Advertiser Responsibility. It’s important to note that advertisers are responsible (read: liable) for false or unsubstantiated statements made through endorsements – even if these statements were not advised or encouraged by the advertiser. For example, a skin care manufacturer, through its marketing agent, distributes free samples to bloggers known to review such products. A blogger makes a claim (e.g., the product cures eczema) that the advertiser does not make about the product. If this claim is not true, then the advertiser, as well as the blogger, would be responsible for this false claim.

Important: According to the Guides, the advertiser must actually ensure that its bloggers and other New Media Form hosts are notified and trained so as to be able to comply with the truthfulness, substantiation and disclosure requirements set forth in the Guides. If the advertiser identifies violations in the endorsements, the advertiser must take action to correct the violations. This is a fairly high standard of responsibility placed on advertisers.

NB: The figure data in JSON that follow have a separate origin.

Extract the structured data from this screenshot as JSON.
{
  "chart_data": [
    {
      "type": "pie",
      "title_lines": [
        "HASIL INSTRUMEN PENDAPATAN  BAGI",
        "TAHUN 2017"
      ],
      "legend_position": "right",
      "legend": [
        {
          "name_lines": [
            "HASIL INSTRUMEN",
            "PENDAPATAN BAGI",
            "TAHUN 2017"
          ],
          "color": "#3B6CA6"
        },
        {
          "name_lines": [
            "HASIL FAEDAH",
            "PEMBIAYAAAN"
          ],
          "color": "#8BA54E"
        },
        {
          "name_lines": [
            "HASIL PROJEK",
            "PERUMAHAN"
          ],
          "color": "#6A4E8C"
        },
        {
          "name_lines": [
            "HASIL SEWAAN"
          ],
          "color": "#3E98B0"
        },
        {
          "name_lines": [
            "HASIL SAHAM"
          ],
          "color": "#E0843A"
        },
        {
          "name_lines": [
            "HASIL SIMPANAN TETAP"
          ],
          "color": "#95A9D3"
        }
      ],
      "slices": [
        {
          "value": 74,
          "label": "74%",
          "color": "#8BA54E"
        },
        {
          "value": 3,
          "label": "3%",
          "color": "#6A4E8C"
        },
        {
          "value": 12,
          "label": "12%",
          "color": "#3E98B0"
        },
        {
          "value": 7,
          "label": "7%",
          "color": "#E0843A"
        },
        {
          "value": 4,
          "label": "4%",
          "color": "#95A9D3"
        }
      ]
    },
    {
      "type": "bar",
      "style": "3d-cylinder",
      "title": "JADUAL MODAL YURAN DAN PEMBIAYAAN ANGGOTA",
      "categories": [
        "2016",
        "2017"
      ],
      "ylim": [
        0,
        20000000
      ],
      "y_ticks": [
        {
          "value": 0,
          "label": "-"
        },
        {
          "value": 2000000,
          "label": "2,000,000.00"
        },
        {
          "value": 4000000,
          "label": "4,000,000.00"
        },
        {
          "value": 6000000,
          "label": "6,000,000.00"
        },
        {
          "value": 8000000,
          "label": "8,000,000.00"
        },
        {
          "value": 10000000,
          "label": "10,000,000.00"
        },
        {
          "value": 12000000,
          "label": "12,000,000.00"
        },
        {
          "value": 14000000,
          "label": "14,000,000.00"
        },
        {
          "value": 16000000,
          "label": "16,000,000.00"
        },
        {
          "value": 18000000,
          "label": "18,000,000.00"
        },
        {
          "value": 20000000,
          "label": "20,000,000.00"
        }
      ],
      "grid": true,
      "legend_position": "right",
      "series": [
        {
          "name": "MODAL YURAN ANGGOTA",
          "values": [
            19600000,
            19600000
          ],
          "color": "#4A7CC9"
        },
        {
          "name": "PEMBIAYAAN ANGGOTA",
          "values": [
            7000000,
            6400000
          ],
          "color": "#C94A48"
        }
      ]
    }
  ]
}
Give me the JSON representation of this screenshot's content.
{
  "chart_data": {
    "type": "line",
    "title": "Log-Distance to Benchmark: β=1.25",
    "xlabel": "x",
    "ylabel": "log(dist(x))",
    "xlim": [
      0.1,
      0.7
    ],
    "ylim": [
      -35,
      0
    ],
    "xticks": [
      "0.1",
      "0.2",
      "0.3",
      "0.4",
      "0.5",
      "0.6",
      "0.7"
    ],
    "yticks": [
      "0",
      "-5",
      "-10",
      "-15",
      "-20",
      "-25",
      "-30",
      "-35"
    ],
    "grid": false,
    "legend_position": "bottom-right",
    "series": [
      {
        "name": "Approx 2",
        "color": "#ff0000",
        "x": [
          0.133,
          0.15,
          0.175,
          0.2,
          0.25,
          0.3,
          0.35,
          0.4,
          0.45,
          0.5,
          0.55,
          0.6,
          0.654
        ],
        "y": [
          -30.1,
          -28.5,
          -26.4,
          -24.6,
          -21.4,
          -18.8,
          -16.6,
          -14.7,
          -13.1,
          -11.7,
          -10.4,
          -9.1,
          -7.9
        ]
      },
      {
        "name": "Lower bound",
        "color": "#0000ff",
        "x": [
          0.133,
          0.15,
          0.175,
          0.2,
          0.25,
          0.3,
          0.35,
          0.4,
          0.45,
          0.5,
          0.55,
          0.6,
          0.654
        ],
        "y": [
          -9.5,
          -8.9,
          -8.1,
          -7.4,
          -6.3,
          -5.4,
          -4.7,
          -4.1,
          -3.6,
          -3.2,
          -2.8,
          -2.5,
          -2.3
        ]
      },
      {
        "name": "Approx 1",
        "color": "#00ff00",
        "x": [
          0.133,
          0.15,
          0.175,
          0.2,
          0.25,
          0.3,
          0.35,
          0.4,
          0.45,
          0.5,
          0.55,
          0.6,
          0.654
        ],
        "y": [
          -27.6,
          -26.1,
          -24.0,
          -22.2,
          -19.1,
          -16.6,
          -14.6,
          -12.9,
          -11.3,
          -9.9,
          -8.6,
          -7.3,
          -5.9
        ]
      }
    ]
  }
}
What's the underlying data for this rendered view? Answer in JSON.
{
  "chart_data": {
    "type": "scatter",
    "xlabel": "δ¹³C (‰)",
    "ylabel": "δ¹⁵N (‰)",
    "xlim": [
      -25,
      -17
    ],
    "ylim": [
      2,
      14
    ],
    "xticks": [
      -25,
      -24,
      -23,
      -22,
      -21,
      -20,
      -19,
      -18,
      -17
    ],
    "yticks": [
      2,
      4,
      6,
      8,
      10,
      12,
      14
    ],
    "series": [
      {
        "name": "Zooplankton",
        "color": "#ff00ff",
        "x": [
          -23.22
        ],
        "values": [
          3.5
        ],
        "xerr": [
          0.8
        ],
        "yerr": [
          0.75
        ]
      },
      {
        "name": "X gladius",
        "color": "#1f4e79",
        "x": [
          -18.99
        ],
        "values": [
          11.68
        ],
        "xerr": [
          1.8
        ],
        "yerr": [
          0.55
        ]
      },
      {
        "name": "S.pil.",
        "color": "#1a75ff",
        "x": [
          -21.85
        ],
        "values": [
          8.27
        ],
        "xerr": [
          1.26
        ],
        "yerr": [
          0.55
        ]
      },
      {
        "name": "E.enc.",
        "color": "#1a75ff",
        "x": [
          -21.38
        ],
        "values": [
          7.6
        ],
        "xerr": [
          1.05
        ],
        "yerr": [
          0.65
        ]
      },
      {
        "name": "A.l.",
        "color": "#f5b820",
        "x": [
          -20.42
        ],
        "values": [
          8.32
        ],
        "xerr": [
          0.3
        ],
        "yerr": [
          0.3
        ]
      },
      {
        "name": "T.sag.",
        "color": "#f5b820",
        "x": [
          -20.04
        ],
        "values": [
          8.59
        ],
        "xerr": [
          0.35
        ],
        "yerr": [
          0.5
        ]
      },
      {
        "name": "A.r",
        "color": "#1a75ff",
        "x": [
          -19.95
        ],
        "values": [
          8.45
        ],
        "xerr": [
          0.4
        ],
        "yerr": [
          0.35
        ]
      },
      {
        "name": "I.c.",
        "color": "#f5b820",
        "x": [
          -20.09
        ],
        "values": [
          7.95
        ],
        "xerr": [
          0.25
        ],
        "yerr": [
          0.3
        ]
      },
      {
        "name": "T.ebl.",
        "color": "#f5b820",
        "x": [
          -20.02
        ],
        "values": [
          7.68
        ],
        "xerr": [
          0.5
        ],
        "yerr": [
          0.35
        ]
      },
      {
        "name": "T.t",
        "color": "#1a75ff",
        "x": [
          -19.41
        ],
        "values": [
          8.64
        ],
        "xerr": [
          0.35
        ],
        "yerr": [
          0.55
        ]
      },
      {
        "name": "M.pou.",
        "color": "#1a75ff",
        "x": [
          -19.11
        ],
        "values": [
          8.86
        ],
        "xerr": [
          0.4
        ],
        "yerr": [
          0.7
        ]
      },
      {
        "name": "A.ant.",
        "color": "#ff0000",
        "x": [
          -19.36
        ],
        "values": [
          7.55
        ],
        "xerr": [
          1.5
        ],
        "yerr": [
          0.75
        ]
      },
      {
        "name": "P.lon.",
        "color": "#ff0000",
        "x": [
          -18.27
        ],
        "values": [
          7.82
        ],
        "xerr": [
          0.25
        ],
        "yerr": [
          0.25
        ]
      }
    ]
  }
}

Goodbye to “Typical Results” Safe Harbor: If the advertiser does not have substantiation that the endorser’s experience is representative of what consumers will generally achieve, the ad must now clearly and conspicuously disclose the generally expected performance in the depicted circumstances, and the advertiser must possess and rely on adequate substantiation for that representation. Stating that “Results are not typical” will no longer protect the advertiser from FTC claims of false or deceptive advertising.Nonetheless, the FTC has not ruled out the possibility that a strong disclaimer of typicality could be effective in the context of a particular ad. Although the FTC would have the burden of proof in a law enforcement action, the FTC notes that an advertiser possessing reliable empirical testing demonstrating that the net impression of its ad with such a disclaimer is non-deceptive will avoid the risk of the initiation of such an action in the first instance.

Bottomline:

  1. Endorsements appearing in New Media Forms require disclosure of compensation or other benefits received or expected to be received from the advertiser. Compensation does not have to be money, and can be any benefit that would be reasonably expected to influence the opinion or product/service review.
  1. Advertisers are required to notify New Media Form endorsers of their obligations regarding disclosures as to compensation and truthfulness in the endorsement content. Advertisers must also monitor the New Media Forms for compliance and take action if there is non-compliance. Therefore, advertisers should have written procedures in place that are followed when utilizing endorsements through New Media Forms. The existence of and compliance with these procedures will be important if ever defending against an FTC action.
  1. The FTC claims that it did not issue the revised Guideswith the objective of suing bloggers. However, the FTC did not say that it would not sue bloggers. Therefore, compliance by bloggers with these Guides is the best advice.
  1. Consumer claims of results from use of products or services must be those that can be expected by the average consumer of the product or service, otherwise the result that can be commonly expected must be disclosed. Saying “Results are not typical” will no longer protect an advertiser from claims of deceptive advertising.